To his grandson John – Son of Nabby
“Have you considered the meaning of that word ‘worthy’? Weigh it well...I had rather you should be worthy possessors of one thousand pounds honestly acquired by your own labor and industry, than of ten millions by banks and tricks. I should rather you be worthy shoemakers than secretaries of states or treasury acquired by libels in newspapers. I had rather you should be worthy makers of brooms and baskets than unworthy presidents of the United States procured by intrigue, factious slander and corruption.”
To his Grandson Charles Francis
“Arouse your courage, be determined to be something in the world”
“You have a fine capacity, my dear boy, if you will exert it. You are responsible to God and man for a fine genius, a talent which is not to be buried in the earth”
Speaking of his son - President John Quincy Adam - trying to deal with an uncivil congress
“Our American chivalry is the worst in all the world. It has no laws, no bounds, no definitions; it seems to be a caprice.”
To his Granddaughter Caroline
"The longer I live, the more I read, the more patiently I think, and the more anxiously I inquire, the less I seem to know...Do justly. Love mercy. Walk humbly. This is enough."
"The Second Day of July 1776, will be the most memorable Epocha, in the History of America. I am apt to believe that it will be celebrated, by succeeding Generations, as the great anniversary Festival. It ought to be commemorated, as the Day of Deliverance by solemn Acts of Devotion to God Almighty. It ought to be solemnized with Pomp and Parade, with Shews, Games, Sports, Guns, Bells, Bonfires and Illuminations from one End of this Continent to the other from this Time forward forever more. You will think me transported with Enthusiasm but I am not. I am well aware of the Toil and Blood and Treasure, that it will cost Us to maintain this Declaration, and support and defend these States. Yet through all the Gloom I can see the Rays of ravishing Light and Glory. I can see that the End is more than worth all the Means. And that Posterity will tryumph in that Days Transaction, even altho We should rue it, which I trust in God We shall not."
Quotations from Thomas Jefferson:
I am convinced that our own happiness requires that we should continue to mix with the world, and to keep pace with it as it goes.

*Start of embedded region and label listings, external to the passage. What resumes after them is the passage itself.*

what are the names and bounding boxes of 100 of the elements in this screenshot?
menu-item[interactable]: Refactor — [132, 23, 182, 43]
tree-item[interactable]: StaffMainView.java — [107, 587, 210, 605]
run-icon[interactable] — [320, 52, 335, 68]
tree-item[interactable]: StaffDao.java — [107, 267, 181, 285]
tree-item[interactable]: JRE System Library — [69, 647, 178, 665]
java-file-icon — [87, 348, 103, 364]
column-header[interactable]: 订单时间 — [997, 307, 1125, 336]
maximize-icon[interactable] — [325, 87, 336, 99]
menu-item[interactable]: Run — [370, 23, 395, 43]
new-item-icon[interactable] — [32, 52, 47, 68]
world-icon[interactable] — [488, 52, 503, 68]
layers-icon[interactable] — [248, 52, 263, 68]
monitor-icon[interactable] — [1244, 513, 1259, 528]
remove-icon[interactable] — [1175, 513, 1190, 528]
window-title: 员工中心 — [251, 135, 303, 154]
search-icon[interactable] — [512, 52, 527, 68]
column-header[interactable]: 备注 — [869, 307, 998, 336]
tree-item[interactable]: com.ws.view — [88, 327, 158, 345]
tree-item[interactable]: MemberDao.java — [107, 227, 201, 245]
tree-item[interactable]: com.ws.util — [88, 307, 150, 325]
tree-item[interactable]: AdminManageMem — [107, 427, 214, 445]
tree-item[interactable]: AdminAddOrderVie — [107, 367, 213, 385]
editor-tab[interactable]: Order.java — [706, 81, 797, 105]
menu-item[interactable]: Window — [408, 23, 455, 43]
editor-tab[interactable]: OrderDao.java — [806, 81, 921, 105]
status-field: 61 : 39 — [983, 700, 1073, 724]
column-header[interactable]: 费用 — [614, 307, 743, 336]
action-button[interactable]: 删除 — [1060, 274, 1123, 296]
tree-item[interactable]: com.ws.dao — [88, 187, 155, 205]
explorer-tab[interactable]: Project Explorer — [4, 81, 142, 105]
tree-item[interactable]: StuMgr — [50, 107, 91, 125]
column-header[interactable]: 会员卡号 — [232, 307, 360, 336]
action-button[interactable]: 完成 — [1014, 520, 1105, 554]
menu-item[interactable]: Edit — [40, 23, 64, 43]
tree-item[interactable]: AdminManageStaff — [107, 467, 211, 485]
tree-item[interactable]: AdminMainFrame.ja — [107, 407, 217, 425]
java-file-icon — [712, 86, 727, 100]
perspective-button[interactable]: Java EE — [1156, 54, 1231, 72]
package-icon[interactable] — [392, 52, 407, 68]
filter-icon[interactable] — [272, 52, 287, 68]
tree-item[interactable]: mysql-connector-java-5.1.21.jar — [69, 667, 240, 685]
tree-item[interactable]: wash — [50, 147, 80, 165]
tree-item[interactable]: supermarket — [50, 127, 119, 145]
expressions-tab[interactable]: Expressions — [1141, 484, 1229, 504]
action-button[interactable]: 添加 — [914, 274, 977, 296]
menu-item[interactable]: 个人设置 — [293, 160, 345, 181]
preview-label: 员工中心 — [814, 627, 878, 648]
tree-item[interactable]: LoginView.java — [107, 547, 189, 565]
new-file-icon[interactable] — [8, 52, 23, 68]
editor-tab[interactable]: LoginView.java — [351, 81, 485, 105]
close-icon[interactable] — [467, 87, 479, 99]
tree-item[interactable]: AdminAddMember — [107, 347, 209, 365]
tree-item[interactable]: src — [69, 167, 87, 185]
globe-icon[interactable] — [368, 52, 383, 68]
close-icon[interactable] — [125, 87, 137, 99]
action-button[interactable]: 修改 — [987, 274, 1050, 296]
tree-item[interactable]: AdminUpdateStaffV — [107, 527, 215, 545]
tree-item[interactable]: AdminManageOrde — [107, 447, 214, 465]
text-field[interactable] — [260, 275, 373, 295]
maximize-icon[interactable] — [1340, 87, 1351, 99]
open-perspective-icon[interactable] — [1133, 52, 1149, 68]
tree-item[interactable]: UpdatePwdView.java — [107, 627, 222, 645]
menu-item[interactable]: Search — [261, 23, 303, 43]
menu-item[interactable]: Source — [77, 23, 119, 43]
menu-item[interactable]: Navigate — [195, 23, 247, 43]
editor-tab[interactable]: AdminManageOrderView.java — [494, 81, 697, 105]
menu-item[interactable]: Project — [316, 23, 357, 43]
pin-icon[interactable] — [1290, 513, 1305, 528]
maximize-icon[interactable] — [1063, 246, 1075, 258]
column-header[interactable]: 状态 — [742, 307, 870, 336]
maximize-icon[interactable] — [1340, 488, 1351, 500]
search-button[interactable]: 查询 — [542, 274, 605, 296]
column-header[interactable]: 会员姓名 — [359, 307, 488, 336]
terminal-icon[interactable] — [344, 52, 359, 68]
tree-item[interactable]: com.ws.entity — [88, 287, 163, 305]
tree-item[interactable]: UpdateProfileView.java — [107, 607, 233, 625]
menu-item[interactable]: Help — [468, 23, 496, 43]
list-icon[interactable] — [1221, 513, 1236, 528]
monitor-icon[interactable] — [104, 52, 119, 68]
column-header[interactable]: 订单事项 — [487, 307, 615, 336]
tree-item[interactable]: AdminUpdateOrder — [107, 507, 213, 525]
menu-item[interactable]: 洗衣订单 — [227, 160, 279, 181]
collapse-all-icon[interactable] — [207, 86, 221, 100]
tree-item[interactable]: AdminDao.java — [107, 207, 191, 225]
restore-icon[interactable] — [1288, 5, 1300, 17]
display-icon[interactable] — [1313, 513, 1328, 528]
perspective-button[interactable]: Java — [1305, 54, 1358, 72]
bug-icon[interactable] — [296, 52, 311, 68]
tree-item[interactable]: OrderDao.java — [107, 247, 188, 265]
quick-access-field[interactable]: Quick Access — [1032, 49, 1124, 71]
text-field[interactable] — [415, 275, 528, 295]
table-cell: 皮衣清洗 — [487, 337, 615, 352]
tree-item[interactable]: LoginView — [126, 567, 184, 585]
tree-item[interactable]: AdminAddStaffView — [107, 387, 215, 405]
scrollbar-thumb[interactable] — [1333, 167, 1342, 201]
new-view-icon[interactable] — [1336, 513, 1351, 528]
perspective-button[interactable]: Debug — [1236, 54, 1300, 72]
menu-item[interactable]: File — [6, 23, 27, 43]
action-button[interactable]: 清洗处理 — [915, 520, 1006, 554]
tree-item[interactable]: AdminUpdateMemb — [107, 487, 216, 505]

Senate Manual Rule 17.9 under Order in Debate – “No one is to speak impertinently or beside the question, superfluously or tediously.”
In a letter to John Adams; having run on for several pages about Cicero, Socrates, and the contradictions in Plato he asked: “But why am I dosing you with these antediluvian topics? Because I am glad to have someone to whom they are familiar, and who will not receive them as if dropped from the moon.”
Quotations from Benjamin Franklin
He wrote his own epitaph –
The Body of B. Franklin Printer; Like the Cover of an old Book, Its Contents torn out, And stript of its Lettering and Gilding, Lies here, Food for Worms. But the Work shall not be wholly lost: For it will, as he believ'd, appear once more, In a new & more perfect Edition, Corrected and Amended By the Author
Quotation from Richard Rumbold – cited by Thomas Jefferson:
“I never could believe that providence had sent a few men into the world ready booted and spurred to ride, and millions ready saddled and bridled to be ridden.”